Pero cuando sobreviene la muerte del pater familias, se revela una gran verdad: todos construyeron su patrimonio sobre otro precedente. Todos dependían de la digna hacienda de quien sí trabajó, de ese escritor de novelas que hizo fortuna hilando misterios. Los hijos y los nietos de Harlan Thrombey nacieron con privilegios y han prosperado debido a ellos.

Puñales por la espalda no tiene miedo en quitarse la careta de thriller cómico para mostrarse como sátira social. Y de hecho es sumamente inteligente planteando debates de cariz político y social, pues los aborda a través de un humor que desarma reservas ideológicas.

En una escena brillante, dos miembros de la familia Thrombey discuten sobre la política migratoria de Trump. Uno de ellos, ferviente defensor del actual presidente de Estados Unidos, sostiene que si una persona migrante alcanza la tierra prometida para trabajar en algo digno y legal, él no tendría problemas en darle los papeles. Y pone como ejemplo a la enfermera que cuidaba al muerto: el personaje interpretado por Ana de Armas. Pero que en cambio, la triste realidad -como si de un vocero de Vox se tratase-, es que la mayoría de inmigrantes llegan a Estados Unidos a vivir de ayudas y delinquir. 

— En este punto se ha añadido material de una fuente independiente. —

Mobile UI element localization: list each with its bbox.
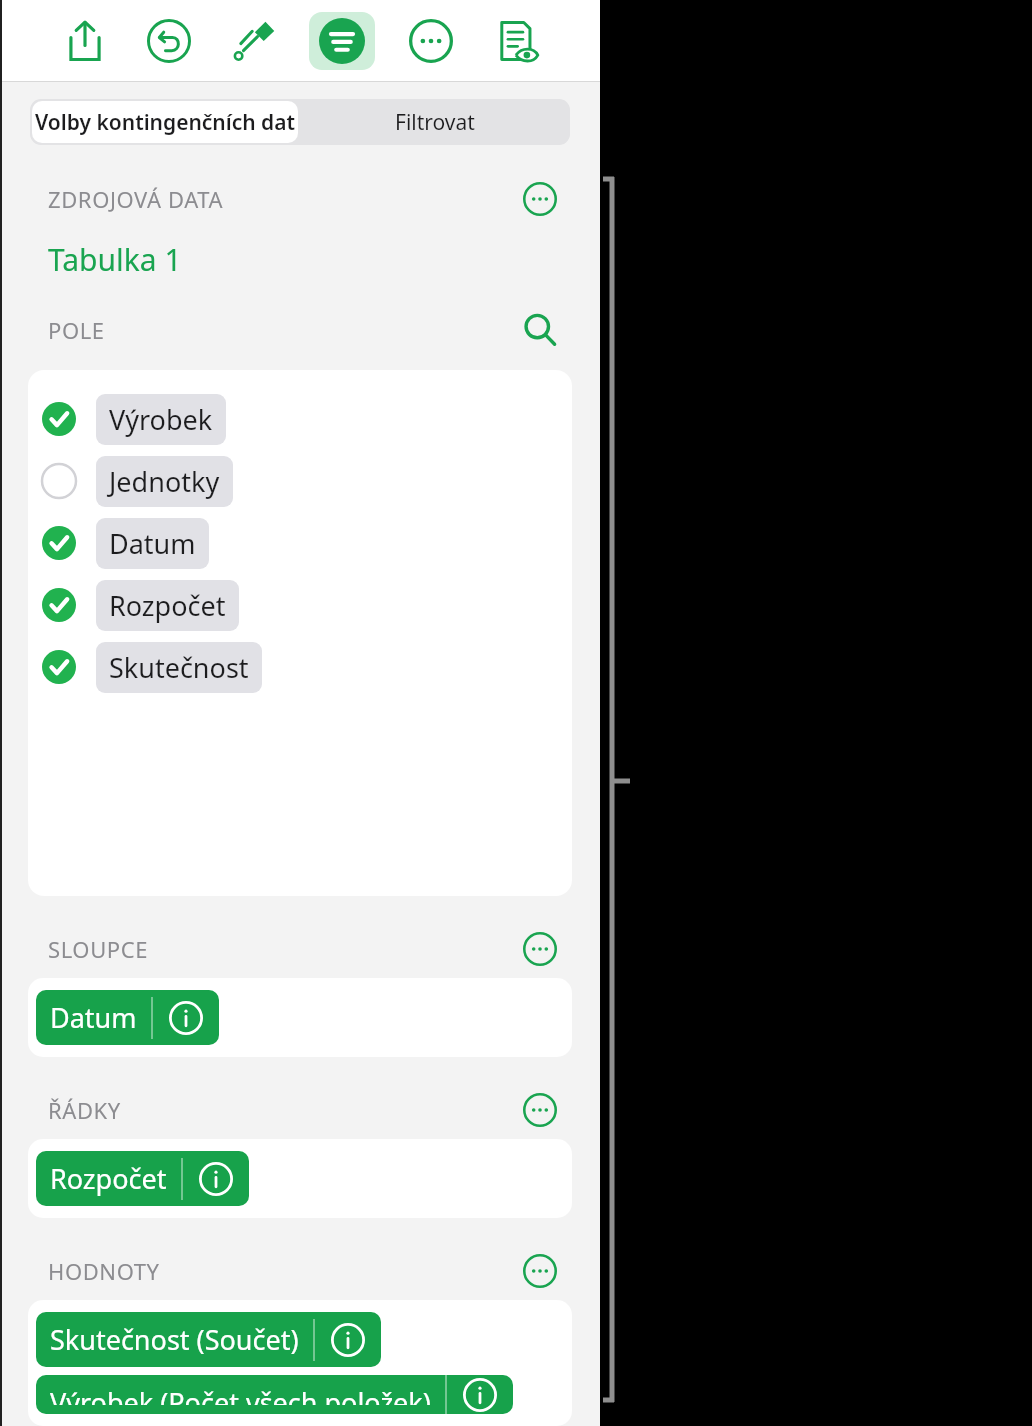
button[interactable]: Filtrovat bbox=[300, 99, 570, 145]
button[interactable]: More options bbox=[520, 182, 560, 216]
staticText: SLOUPCE bbox=[48, 934, 149, 964]
button[interactable]: Jednotky bbox=[28, 450, 572, 512]
button[interactable]: Rozpočet bbox=[28, 574, 572, 636]
staticText: Datum bbox=[50, 999, 137, 1036]
button[interactable]: Preview bbox=[486, 12, 544, 70]
button[interactable]: Undo bbox=[140, 12, 198, 70]
button[interactable]: Share bbox=[56, 12, 114, 70]
staticText: Tabulka 1 bbox=[48, 239, 182, 280]
button[interactable]: Info bbox=[183, 1155, 249, 1203]
button[interactable]: Info bbox=[153, 994, 219, 1042]
button[interactable]: Volby kontingenčních dat bbox=[32, 101, 298, 143]
button[interactable]: Info bbox=[315, 1316, 381, 1364]
button[interactable]: Search bbox=[520, 313, 560, 347]
button[interactable]: Skutečnost bbox=[28, 636, 572, 698]
staticText: Rozpočet bbox=[50, 1160, 167, 1197]
staticText: POLE bbox=[48, 315, 105, 345]
staticText: Jednotky bbox=[109, 463, 220, 500]
button[interactable]: More options bbox=[520, 932, 560, 966]
staticText: Filtrovat bbox=[395, 108, 475, 137]
staticText: Výrobek (Počet všech položek) bbox=[50, 1384, 431, 1405]
button[interactable]: Tabulka 1 bbox=[48, 239, 182, 280]
button[interactable]: Datum bbox=[36, 990, 219, 1045]
staticText: Výrobek bbox=[109, 401, 213, 438]
staticText: ZDROJOVÁ DATA bbox=[48, 184, 224, 214]
button[interactable]: Datum bbox=[28, 512, 572, 574]
staticText: Skutečnost bbox=[109, 649, 249, 686]
button[interactable]: Výrobek (Počet všech položek) bbox=[36, 1375, 513, 1414]
button[interactable]: Format bbox=[225, 12, 283, 70]
staticText: Rozpočet bbox=[109, 587, 226, 624]
button[interactable]: More options bbox=[520, 1254, 560, 1288]
staticText: Datum bbox=[109, 525, 196, 562]
staticText: ŘÁDKY bbox=[48, 1095, 121, 1125]
button[interactable]: Rozpočet bbox=[36, 1151, 249, 1206]
button[interactable]: Výrobek bbox=[28, 388, 572, 450]
button[interactable]: More options bbox=[520, 1093, 560, 1127]
button[interactable]: Skutečnost (Součet) bbox=[36, 1312, 381, 1367]
button[interactable]: Organize bbox=[309, 12, 375, 70]
staticText: HODNOTY bbox=[48, 1256, 160, 1286]
staticText: Volby kontingenčních dat bbox=[35, 108, 296, 137]
button[interactable]: Info bbox=[447, 1375, 513, 1414]
staticText: Skutečnost (Součet) bbox=[50, 1321, 299, 1358]
button[interactable]: More bbox=[402, 12, 460, 70]
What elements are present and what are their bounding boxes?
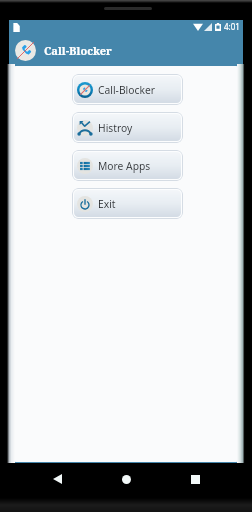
staticText: Histroy xyxy=(98,121,133,135)
button[interactable]: Back xyxy=(45,467,69,491)
button[interactable]: Home xyxy=(114,467,138,491)
button[interactable]: Call-Blocker xyxy=(74,76,181,103)
staticText: 4:01 xyxy=(224,21,240,32)
staticText: More Apps xyxy=(98,159,151,173)
button[interactable]: More Apps xyxy=(74,152,181,179)
staticText: Call-Blocker xyxy=(98,83,155,97)
button[interactable]: Recents xyxy=(183,467,207,491)
button[interactable]: Histroy xyxy=(74,114,181,141)
button[interactable]: Exit xyxy=(74,190,181,217)
staticText: Call-Blocker xyxy=(44,43,112,58)
staticText: Exit xyxy=(98,197,116,211)
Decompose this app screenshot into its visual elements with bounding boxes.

En torno a esta discusión y a este personaje, Rian Johnson construye un discurso que milita en el descontento carácter progresista, parodiando el cabreo conservador. Y se preocupa por cuestionar todos y cada uno de los discursos reaccionarios de su tiempo y de su país. Desmintiendo lugares comunes y ofreciendo una brillante diatriba que deja al descubierto el racismo y el clasismo inherente al sueño americano.

Así, Puñales por la espalda encierra en la mansión del Cluedo un misterio por resolver, al tiempo que encapsula un debate vivo en la sociedad norteamericana. A quien, por supuesto, gusta de retratar como contradictoria, embustera, hipócrita y por todo ello, divertidísima.